Good Grief

Yesterday my friend unexpectedly lost her beloved pet, so yesterday was heartbreaking and awful in that sharp and yet wavy, undulating way that only something like grief can be.

I’ve been thinking: I don’t know if we truly ever get over it, the death of someone we love.

But for my part, I don’t think I really want to get over it entirely.

That is part of the relationship too, isn’t it?

The loss of it.

I don’t think you can put away the feelings of grief and leave intact the feelings of love and joy.

To mute one is to mute the other but they both hold value, they both give perspective. They both build character.

I think you can (and do) move on, you keep breathing, and I think it’s good to try and hold those feelings of grief with the same tenderness that you hold the ones of love. That’s the most honorable thing you can do for a relationship that so affected you.

Let it keep affecting you.

Learn to source strength from it.

Don’t shut it out, rather invite it all in.

It’s part of your story now.

I often think of the places in my heart that I keep my friends and loved ones as pockets. Everyone I know has a heart pocket. Some of my heart pockets are huge, and some are little, but at this point in my life I have hundreds of heart pockets.

The biggest loves of my life have the biggest pockets, of course. And the ones that resulted in loss, are enormous.

The depth of the loss, in my experience, is always relative to the height of the love.  

Those pockets are so huge, because there is so much good stuff in there: love and laughter and good times and bad times and snuggles and scratches, and yes, the equally proportionate chasm of loss.

I don’t want to get over it because I have seen that sorrow is OK… even good… when reminisced upon with an equal portion of joy. Both places should be visited because both places hold significant value.

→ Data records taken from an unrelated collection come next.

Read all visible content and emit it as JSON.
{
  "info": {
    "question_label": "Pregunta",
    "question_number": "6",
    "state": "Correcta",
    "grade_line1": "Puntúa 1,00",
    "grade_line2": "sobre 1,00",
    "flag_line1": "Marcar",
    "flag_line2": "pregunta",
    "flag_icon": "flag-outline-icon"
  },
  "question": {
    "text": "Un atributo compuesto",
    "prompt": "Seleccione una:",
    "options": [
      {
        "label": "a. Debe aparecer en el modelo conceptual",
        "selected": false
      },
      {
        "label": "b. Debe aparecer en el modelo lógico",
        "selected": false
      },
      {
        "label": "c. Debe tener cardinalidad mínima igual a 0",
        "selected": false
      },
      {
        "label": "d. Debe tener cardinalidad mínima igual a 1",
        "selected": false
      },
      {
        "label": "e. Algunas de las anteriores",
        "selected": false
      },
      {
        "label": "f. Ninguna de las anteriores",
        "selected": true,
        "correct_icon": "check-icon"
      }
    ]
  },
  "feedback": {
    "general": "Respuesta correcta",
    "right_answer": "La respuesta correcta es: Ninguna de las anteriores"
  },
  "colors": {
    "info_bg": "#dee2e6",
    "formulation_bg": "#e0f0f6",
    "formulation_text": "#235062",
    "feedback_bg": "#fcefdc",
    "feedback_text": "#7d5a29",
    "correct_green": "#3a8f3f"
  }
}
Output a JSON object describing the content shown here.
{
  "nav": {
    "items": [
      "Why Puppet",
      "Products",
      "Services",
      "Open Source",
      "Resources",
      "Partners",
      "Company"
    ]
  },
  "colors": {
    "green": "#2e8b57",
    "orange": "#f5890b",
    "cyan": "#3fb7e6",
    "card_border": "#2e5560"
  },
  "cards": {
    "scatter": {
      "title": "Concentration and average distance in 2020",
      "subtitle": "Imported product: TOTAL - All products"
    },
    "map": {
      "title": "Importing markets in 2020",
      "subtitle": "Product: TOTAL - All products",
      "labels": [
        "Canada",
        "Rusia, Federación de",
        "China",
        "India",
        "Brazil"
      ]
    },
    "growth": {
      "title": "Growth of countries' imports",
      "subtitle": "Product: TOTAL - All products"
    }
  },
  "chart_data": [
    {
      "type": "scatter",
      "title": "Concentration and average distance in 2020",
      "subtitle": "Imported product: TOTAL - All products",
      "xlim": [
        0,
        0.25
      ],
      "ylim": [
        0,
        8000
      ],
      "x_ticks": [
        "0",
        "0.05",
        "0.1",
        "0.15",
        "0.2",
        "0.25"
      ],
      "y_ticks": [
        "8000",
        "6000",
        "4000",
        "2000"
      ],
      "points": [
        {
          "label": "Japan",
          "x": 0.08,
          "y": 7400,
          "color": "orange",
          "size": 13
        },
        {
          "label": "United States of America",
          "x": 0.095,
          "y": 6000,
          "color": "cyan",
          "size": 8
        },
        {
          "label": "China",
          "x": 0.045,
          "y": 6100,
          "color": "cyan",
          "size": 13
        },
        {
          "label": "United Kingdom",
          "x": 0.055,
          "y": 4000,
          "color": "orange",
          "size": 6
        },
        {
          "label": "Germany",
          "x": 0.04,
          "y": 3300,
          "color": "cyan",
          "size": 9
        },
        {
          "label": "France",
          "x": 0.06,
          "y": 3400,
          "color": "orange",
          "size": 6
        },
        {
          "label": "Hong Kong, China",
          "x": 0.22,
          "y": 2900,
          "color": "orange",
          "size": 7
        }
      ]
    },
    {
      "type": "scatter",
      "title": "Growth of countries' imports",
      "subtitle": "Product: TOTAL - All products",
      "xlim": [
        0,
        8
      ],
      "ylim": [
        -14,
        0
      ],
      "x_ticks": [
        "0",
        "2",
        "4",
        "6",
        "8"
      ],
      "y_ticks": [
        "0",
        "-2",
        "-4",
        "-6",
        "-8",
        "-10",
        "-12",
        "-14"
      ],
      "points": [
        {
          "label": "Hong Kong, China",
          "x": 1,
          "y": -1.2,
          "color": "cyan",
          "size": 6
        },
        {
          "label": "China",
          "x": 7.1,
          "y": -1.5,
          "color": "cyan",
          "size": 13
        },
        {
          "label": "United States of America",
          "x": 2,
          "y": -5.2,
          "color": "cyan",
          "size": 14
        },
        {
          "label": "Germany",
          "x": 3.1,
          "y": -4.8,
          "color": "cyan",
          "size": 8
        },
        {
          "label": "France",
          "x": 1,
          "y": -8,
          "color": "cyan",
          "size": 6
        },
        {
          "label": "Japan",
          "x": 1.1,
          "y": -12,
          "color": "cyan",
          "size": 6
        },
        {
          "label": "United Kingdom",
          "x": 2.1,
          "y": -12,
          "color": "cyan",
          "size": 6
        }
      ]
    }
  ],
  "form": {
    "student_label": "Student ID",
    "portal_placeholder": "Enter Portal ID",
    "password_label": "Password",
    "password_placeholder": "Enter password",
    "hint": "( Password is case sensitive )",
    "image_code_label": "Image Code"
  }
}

Yesterday I was able to so easily access that great sad place with my friend, because I’ve never gotten over my own loss. I can go right there, and I can stay for a while, because sometimes I do that anyway without being prompted to at all. Because I want to. Like looking through old photos.

I have learned to source some joy from that sad place, because the sadness exists as a result of such great joy to begin with. In that light, I can’t really want it to go away because it’s as much a part of the story as the rest of it is. I have to make friends with it.

I don’t think I’m never going to get over it and I don’t think I want to.

Yesterday was a wonderful reminder that one gift of your own grief is that you can be a source of strength to loved ones who are grieving.

You can’t take someone’s sadness from them. But you can access your own, and in so doing you can share the strength you’ve been able to find in your own sadness.

You can’t take, but you can give.

The way through the pain is straight through the pain, and that’s no fun at all, but I’ll walk with you.